Biotronik announced that it has begun enrolling patients in the Biolnsight clinical study, which will evaluate the safety and feasibility of an office-based procedure for insertion of a cardiac monitor.

According to a press release, the monitor (BioMonitor 2), which is placed underneath the skin of a patient, assists physicians in diagnosing and detecting atrial fibrillation and syncope.

Additionally, the device can monitor AF in patients who have undergone procedures for ablation, the company stated.

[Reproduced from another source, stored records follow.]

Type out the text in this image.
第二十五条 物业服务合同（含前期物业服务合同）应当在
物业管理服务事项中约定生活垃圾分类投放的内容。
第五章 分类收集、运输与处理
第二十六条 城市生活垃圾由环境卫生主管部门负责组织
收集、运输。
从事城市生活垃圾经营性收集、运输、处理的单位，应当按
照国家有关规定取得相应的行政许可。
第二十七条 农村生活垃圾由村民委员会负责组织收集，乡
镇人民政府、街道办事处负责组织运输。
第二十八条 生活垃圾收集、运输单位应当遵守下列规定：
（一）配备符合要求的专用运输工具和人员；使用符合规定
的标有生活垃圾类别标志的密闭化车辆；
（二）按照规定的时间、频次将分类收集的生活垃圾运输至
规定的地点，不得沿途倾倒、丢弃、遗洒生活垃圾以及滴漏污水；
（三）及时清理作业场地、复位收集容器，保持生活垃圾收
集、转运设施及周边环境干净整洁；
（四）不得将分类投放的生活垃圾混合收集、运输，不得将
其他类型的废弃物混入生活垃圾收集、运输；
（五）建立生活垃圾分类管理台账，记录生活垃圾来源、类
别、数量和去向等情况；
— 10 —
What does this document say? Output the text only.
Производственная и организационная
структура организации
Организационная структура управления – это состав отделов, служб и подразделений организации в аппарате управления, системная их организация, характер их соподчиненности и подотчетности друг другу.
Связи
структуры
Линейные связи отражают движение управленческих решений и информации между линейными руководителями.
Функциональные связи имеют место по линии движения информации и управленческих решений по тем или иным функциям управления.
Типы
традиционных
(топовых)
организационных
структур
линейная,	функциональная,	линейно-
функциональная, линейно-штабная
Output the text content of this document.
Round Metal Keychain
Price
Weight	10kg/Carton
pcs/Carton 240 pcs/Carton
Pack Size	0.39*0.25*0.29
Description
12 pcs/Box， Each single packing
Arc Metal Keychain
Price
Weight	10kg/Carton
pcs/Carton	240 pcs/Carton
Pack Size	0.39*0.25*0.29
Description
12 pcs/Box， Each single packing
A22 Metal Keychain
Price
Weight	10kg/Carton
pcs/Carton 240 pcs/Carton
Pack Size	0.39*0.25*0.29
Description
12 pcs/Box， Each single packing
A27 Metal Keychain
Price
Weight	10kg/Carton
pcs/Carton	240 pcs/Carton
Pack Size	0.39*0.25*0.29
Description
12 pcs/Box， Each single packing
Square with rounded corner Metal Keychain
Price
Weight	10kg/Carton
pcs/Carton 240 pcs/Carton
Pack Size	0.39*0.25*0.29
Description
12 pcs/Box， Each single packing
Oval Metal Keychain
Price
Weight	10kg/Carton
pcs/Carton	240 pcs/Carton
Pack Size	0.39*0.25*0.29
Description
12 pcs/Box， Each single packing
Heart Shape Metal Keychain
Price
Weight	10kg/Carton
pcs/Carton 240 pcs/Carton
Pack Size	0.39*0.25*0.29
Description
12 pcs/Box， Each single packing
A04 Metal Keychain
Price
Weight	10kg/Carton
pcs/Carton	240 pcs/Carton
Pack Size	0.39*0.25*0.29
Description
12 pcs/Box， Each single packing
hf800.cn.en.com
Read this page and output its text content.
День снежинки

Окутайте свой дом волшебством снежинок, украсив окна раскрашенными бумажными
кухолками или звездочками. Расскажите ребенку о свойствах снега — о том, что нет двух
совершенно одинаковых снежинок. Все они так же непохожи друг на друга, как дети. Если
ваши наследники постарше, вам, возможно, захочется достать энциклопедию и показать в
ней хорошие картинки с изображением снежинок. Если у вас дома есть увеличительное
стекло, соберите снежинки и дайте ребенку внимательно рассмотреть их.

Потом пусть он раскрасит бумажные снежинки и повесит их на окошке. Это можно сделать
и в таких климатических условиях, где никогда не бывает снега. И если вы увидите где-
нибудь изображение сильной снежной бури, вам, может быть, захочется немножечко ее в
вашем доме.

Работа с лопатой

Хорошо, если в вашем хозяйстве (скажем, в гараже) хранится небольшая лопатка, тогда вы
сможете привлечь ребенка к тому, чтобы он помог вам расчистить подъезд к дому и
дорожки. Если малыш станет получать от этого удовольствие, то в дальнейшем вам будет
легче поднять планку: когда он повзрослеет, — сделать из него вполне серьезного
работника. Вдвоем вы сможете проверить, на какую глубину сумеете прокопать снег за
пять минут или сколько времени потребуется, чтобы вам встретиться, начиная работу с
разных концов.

“One of the benefits of BioMonitor 2 is the ease of the insertion procedure, which typically only takes a few minutes,” Raul Weiss, MD, FACC, cardiologist at The Ohio State University, said in the release. “In-office procedures can reduce patient’s and physician’s time, increase access to the device and reduce cost burdens for health care systems. Early insertion will likely also reduce the time needed for a conclusive diagnosis.”

The multicenter, prospective, nonrandomized postmarket study will evaluate patients who have received the BioMonitor 2 device in an office setting for 90 days for complications such as infection and bleeding, according to the release.

Disclosure: Weiss reports receiving consultant fees, speaker fees and research grants from Biosense Webster, Biotronik, Boston Scientific, Medtronic and St. Jude Medical.